Monday, May 14, 2012

The Actress

For class to-day, the assignment is to do a presentation on some aspect of Japanese culture, so I've decided to talk about Setsuko Hara (原節子). It's nice to be doing an assignment that really puts me in my element, though the twenty sentences in Japanese I was required to write for the presentation don't cover quite as much ground as I'd have liked. I found myself wishing I knew how to say things like "played against type in" and "was active from the 1930s into the early 1960s". Though I sort of like the enigmatic way my presentation ends with, "In 1963, Yasujiro Ozu died. Also, Setsuko Hara retired. She said it was because she hated her job."

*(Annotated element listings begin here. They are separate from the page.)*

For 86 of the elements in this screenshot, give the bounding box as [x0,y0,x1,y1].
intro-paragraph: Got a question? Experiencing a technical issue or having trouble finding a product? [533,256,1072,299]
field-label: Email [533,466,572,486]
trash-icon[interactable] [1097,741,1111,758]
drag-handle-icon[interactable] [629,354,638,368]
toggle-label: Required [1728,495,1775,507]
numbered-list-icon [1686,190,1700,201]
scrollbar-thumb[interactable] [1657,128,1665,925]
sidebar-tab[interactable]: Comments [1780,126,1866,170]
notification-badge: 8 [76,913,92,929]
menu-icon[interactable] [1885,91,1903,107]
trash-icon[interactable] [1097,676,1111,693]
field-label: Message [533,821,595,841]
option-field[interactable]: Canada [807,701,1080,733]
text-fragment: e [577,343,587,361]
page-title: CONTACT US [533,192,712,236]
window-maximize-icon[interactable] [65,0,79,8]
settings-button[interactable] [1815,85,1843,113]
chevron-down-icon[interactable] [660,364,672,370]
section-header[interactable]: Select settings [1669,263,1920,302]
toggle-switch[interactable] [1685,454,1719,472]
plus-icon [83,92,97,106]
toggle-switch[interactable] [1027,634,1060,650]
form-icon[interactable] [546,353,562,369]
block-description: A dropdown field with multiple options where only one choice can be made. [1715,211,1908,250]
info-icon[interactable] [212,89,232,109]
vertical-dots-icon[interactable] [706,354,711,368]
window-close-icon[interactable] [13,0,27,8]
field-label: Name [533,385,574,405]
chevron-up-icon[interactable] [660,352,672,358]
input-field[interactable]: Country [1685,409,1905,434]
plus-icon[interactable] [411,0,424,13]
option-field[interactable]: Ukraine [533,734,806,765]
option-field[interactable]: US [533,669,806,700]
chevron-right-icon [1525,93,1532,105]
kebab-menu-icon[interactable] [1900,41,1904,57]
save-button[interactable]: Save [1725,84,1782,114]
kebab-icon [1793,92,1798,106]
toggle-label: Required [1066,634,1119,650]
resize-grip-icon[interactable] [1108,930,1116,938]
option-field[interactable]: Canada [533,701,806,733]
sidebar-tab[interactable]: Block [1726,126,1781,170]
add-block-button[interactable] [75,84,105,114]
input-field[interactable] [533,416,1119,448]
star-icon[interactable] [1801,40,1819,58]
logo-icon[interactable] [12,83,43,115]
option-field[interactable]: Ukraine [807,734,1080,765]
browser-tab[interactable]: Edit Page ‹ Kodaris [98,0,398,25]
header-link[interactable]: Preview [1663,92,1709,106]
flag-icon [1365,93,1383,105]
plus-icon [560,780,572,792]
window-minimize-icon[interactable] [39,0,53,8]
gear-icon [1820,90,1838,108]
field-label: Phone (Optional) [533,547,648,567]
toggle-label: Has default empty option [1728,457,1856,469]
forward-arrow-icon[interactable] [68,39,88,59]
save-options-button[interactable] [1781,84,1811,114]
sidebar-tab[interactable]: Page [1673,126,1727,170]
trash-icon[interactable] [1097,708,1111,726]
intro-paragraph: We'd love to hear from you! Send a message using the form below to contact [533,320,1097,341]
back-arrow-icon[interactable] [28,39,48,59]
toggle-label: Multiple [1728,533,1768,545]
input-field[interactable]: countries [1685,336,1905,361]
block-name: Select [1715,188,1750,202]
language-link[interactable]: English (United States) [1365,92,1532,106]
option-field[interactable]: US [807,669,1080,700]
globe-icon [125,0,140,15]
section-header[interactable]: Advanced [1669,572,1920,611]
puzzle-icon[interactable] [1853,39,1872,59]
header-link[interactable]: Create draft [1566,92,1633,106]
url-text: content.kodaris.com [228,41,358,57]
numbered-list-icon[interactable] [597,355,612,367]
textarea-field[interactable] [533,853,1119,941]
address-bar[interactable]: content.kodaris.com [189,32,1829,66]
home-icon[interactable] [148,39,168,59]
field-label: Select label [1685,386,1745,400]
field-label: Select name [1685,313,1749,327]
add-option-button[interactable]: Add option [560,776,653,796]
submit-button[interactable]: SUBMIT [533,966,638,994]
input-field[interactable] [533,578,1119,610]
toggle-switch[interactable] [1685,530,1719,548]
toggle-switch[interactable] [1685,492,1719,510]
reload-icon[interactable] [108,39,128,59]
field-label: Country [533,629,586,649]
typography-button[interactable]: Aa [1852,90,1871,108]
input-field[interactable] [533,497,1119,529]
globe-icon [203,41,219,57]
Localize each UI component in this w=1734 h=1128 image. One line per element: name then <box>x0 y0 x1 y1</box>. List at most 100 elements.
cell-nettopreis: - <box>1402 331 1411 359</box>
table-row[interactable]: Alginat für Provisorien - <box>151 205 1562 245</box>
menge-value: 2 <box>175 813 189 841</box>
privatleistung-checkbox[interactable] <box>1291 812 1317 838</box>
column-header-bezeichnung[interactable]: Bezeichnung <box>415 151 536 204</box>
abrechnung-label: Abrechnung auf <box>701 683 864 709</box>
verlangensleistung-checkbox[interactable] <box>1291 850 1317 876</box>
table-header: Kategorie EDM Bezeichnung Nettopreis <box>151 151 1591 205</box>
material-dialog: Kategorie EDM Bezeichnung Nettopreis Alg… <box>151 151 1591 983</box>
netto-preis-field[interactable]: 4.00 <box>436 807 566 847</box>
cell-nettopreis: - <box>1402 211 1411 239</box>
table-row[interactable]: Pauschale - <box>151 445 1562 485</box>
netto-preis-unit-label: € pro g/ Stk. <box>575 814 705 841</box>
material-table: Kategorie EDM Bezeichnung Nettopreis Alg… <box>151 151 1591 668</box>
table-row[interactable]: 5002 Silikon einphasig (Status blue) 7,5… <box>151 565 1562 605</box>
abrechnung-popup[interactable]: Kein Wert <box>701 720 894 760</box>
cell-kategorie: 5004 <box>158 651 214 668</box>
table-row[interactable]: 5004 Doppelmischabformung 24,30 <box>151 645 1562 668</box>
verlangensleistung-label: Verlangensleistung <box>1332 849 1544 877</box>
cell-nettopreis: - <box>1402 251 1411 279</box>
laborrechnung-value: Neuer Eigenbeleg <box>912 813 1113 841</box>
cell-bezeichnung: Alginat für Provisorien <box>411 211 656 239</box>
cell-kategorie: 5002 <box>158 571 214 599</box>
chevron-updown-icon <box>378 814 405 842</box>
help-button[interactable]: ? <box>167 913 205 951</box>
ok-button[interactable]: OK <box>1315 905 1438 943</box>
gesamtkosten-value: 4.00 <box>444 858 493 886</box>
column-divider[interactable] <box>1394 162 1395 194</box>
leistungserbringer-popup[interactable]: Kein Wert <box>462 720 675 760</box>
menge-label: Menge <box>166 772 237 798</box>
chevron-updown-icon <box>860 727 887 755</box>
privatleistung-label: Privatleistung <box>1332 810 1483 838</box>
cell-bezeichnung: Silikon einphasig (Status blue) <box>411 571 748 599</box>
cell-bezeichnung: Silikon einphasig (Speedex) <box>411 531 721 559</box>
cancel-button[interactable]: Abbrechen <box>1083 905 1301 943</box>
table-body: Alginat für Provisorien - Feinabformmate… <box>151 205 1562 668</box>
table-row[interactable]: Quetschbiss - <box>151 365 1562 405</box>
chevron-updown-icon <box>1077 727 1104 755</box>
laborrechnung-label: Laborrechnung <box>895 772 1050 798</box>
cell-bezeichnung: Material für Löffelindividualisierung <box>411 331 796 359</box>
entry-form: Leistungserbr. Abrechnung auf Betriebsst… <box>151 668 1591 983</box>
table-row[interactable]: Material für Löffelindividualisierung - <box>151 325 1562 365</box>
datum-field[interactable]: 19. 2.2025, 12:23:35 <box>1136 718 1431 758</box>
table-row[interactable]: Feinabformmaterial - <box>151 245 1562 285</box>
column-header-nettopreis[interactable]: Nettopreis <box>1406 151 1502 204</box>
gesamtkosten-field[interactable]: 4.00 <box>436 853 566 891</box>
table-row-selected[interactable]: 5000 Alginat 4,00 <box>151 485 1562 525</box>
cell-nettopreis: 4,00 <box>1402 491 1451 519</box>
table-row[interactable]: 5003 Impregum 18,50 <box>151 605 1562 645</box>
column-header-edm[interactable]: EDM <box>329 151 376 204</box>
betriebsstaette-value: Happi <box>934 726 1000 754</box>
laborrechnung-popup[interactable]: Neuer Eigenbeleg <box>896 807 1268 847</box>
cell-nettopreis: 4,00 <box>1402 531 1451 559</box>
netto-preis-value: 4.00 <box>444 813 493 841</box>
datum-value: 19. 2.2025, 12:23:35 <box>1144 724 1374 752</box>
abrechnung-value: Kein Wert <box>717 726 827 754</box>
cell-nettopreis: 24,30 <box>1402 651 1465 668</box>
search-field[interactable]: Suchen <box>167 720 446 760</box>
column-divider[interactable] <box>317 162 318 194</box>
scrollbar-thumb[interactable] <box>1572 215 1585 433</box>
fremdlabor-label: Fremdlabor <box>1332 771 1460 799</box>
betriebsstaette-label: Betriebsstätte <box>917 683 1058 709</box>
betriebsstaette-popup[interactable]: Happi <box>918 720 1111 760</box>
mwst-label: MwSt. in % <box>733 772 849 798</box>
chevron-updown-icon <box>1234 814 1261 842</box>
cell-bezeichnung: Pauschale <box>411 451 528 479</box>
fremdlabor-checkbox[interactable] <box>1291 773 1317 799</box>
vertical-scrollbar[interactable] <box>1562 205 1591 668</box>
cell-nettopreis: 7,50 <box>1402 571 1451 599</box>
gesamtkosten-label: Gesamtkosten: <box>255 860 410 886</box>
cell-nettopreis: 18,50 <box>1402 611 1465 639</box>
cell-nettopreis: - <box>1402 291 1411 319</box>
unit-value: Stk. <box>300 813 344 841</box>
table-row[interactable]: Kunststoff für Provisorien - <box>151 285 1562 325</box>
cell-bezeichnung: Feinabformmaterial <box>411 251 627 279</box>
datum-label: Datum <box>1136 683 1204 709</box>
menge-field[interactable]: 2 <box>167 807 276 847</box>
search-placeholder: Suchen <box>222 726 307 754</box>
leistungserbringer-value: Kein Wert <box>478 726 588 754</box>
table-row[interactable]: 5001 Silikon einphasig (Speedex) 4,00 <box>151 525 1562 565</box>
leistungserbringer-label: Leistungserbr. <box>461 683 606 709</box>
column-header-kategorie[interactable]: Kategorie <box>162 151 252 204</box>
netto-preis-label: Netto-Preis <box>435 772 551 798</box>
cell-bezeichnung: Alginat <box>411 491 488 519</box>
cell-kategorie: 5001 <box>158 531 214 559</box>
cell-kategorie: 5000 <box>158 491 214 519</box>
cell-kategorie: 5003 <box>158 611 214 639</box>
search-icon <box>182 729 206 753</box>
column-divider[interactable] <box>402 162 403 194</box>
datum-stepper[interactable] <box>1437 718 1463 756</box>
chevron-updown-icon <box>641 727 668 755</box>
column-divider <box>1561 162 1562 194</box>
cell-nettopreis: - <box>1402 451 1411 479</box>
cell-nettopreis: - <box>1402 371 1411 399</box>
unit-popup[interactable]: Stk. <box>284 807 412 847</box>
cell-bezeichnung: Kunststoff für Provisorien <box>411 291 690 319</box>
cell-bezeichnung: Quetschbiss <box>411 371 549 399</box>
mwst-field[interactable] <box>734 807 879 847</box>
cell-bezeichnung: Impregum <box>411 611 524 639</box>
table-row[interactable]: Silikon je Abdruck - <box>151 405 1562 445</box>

I read the first story in the new Sirenia Digest to-day, "HAUPTPLATTE/GEGENPLATTE", which comes across as a nice conflict between Science Fiction and Fantasy. Instead of simply the broader treatment usually used for the theme, where a young protagonist must deal with the real, adult world eclipsing youthful imagination, Caitlin gives us a story about two people whose perspectives are at war. We never really find out who's right--the girl who says she's a dragon that's been transformed by a sorcerer or the woman who says she's performing surgery and genetic manipulation on a girl to make her into a dragon. And it's perfect that we never find out, because it keeps us in the volatile neutral zone of creation, as each pole deploys new psychological tactics to make its perspective real. It's a very interesting way of using the fundamental differences between Science Fiction and Fantasy to explore the intimate nature of the creative process itself.